On the Spatiotemporal Material Anisotropy of the Vitreous Body in Tension and Compression

Although linked to several vitreoretinal pathologies including traumatic retinal tears, breaks, and symptomatic vitreomacular traction, the dynamic material behavior of the vitreous body in response to mechanical loads is not well understood. The purpose of this study was to evaluate spatiotemporal patterns of collagen fiber reorganization and vitreous deformation (strain) in response to tensile and compressive forces. Using thick slabs of bovine eyes we examined collagen fiber reorganization following tensile and compressive step-loading with quantitative polarized light imaging. Strains were measured from sparse marker arrays and temporal collagen behavior was estimated from creep compliance rheological tests. Results showed that under applied loads (1) collagen fibers became significantly more aligned at the vitreous base (near the pars plana and the ciliary body), (2) vitreous located directly behind the lens deformed significantly more than surrounding regions, and (3) changes in collagen fiber alignment occurred on a short (<5 s) timescale. Together these results show that, despite a homogeneous visual appearance, the vitreous body exhibits anisotropic material behavior in tension and compression.
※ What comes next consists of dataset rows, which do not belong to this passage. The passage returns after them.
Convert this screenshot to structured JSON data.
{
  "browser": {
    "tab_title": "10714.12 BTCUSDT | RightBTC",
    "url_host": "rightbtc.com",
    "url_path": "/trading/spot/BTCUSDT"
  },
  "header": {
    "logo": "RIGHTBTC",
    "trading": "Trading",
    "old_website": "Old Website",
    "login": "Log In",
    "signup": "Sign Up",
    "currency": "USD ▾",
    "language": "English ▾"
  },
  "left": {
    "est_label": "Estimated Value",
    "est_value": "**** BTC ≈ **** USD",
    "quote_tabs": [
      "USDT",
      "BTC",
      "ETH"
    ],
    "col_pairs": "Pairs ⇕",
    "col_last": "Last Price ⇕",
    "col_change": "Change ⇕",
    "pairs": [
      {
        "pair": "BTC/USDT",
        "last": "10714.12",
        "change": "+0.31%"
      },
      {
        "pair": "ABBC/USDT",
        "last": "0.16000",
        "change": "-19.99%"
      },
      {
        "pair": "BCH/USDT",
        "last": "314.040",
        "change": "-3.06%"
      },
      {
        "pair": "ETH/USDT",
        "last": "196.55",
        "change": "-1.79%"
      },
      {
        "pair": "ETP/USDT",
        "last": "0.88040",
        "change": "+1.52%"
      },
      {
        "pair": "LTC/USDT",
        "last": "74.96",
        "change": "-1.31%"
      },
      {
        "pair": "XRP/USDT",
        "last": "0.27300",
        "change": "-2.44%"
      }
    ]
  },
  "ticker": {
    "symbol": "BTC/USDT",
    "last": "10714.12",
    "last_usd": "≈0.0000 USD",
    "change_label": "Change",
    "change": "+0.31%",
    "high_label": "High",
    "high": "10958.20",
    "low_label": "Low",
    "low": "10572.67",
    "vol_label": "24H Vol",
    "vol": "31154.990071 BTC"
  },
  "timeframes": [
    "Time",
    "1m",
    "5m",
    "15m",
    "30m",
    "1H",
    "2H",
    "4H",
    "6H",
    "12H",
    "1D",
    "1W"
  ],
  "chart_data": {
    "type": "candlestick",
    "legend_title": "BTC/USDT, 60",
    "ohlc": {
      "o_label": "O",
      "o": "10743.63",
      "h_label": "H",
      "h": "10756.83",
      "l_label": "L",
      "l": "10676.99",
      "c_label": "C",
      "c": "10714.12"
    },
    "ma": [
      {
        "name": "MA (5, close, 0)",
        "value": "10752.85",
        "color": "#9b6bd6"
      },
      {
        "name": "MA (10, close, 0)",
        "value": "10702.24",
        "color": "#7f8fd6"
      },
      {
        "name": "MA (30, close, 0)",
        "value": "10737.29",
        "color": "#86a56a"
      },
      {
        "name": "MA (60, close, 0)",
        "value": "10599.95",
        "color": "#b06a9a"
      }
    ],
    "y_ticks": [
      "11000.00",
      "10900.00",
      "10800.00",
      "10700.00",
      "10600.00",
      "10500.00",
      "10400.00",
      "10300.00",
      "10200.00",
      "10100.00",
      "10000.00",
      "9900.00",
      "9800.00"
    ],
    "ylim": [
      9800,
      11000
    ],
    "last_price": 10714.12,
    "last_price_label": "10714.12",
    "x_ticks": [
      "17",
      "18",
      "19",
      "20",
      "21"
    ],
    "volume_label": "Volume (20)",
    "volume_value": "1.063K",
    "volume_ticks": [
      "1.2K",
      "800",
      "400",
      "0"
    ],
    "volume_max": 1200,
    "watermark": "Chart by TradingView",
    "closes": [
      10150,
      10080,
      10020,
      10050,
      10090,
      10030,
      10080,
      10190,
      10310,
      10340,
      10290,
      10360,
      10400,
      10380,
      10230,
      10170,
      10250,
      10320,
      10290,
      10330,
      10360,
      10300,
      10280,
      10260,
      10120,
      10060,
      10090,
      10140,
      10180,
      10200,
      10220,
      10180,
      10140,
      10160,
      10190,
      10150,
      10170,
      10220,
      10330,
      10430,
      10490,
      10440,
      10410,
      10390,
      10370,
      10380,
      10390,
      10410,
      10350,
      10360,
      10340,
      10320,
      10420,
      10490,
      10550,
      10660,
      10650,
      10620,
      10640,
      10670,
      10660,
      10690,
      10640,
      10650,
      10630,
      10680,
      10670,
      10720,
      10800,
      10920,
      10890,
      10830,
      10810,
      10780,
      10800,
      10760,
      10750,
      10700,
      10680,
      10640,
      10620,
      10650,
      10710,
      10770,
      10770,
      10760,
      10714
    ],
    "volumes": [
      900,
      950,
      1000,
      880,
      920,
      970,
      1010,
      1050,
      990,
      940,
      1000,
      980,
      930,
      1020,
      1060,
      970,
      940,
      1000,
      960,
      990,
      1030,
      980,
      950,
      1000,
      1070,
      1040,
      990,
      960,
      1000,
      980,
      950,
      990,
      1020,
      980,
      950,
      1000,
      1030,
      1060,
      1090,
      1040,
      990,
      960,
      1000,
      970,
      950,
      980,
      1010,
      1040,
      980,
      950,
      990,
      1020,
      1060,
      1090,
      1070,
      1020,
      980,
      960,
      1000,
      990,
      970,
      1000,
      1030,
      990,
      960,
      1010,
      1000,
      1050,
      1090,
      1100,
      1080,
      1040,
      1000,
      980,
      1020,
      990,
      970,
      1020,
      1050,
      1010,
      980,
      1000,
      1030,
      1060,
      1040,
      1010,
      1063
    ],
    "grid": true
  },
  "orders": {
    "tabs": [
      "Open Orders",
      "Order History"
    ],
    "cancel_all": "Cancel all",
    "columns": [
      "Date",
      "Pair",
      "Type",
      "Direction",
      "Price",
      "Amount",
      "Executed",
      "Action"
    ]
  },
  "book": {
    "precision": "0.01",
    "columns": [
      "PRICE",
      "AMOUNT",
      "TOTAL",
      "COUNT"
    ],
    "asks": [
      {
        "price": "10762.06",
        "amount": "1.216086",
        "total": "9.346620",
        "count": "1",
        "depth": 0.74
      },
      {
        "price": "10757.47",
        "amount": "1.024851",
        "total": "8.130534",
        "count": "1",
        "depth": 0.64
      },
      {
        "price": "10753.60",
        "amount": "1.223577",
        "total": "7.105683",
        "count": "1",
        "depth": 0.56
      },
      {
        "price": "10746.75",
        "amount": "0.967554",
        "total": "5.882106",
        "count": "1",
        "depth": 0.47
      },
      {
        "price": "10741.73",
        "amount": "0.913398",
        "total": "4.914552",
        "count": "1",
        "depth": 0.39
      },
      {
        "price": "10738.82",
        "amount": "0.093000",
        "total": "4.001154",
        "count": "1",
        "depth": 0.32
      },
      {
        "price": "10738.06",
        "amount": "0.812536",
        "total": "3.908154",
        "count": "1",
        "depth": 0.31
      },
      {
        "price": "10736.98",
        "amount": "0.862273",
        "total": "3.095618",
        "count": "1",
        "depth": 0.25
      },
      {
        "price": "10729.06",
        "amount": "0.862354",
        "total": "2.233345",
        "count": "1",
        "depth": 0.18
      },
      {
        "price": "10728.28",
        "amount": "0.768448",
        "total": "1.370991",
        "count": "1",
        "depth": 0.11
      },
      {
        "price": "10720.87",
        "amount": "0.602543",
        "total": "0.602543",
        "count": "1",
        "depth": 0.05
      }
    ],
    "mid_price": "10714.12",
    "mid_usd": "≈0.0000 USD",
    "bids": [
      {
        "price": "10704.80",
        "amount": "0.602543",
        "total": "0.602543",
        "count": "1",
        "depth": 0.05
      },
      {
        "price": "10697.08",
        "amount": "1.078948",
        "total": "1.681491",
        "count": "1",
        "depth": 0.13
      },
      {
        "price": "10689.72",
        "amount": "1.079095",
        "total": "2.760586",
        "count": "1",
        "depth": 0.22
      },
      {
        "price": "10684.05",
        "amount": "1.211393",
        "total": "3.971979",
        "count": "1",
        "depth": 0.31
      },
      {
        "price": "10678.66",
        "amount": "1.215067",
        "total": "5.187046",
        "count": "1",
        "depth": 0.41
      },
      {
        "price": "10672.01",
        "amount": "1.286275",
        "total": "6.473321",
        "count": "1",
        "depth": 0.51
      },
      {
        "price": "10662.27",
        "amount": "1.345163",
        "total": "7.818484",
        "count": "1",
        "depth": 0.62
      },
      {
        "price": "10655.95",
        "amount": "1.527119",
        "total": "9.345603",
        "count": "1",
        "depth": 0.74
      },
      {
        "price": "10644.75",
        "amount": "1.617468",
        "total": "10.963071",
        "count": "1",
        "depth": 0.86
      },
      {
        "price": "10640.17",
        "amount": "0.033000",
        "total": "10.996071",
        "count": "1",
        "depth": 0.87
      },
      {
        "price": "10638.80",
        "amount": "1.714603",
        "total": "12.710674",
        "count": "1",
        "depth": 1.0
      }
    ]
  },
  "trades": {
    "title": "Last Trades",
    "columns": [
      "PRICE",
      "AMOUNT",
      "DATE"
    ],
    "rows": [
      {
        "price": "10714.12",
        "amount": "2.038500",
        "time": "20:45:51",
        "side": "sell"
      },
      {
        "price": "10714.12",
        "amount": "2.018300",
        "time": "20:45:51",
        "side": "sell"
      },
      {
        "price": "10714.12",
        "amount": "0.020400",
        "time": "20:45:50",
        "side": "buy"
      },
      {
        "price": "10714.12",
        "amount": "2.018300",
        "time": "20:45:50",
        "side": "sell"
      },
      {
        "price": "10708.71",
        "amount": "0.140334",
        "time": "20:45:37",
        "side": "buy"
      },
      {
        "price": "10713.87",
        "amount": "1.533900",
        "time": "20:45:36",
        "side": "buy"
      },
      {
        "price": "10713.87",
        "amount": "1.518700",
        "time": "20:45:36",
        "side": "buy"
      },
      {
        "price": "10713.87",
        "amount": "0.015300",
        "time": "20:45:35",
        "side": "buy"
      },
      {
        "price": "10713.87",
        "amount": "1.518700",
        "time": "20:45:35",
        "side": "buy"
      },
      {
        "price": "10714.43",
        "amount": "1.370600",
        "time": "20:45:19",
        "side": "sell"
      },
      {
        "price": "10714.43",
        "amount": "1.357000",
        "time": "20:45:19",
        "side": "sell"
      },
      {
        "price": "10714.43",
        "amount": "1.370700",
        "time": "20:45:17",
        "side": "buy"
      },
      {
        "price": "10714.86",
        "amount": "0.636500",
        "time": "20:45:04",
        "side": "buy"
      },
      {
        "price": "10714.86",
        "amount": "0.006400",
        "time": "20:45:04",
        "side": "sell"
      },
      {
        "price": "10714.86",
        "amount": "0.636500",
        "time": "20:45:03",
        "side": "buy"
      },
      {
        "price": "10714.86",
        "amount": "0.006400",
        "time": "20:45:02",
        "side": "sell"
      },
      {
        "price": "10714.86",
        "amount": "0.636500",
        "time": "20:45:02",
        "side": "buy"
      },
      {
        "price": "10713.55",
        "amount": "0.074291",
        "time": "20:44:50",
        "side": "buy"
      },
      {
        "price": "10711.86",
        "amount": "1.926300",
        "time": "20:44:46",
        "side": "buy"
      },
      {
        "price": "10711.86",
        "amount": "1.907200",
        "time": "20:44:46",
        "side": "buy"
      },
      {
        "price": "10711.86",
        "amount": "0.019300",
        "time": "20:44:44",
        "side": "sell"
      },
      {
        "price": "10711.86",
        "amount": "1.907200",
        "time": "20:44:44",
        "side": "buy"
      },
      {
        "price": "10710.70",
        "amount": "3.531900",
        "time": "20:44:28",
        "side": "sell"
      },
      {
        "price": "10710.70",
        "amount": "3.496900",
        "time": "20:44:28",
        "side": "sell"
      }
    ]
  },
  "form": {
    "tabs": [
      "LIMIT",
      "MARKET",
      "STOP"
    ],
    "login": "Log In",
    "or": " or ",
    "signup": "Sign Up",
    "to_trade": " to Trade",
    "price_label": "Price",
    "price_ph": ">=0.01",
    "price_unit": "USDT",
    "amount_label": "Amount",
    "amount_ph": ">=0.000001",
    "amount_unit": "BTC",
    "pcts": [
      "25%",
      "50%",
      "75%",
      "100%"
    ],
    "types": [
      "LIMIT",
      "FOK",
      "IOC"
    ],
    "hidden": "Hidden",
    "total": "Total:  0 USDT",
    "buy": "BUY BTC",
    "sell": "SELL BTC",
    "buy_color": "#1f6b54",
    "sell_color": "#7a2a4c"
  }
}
Spatiotemporal patterns of collagen rearrangement were consistent with epidemiological patterns of traumatic retinal damage and vitreoretinal topology. High strains in the vitreous corresponded with locations of lower collagen content that are prone to age-related degeneration. These data suggest that differential fiber alignment and mechanical deformation could contribute to the pathogenesis of these diseases. Computational models that incorporate these experimental data will help improve our understanding of the biomechanical mechanisms that contribute to the pathogenesis of traumatic retinal damage, vitreous degeneration, and vitreoretinal disease.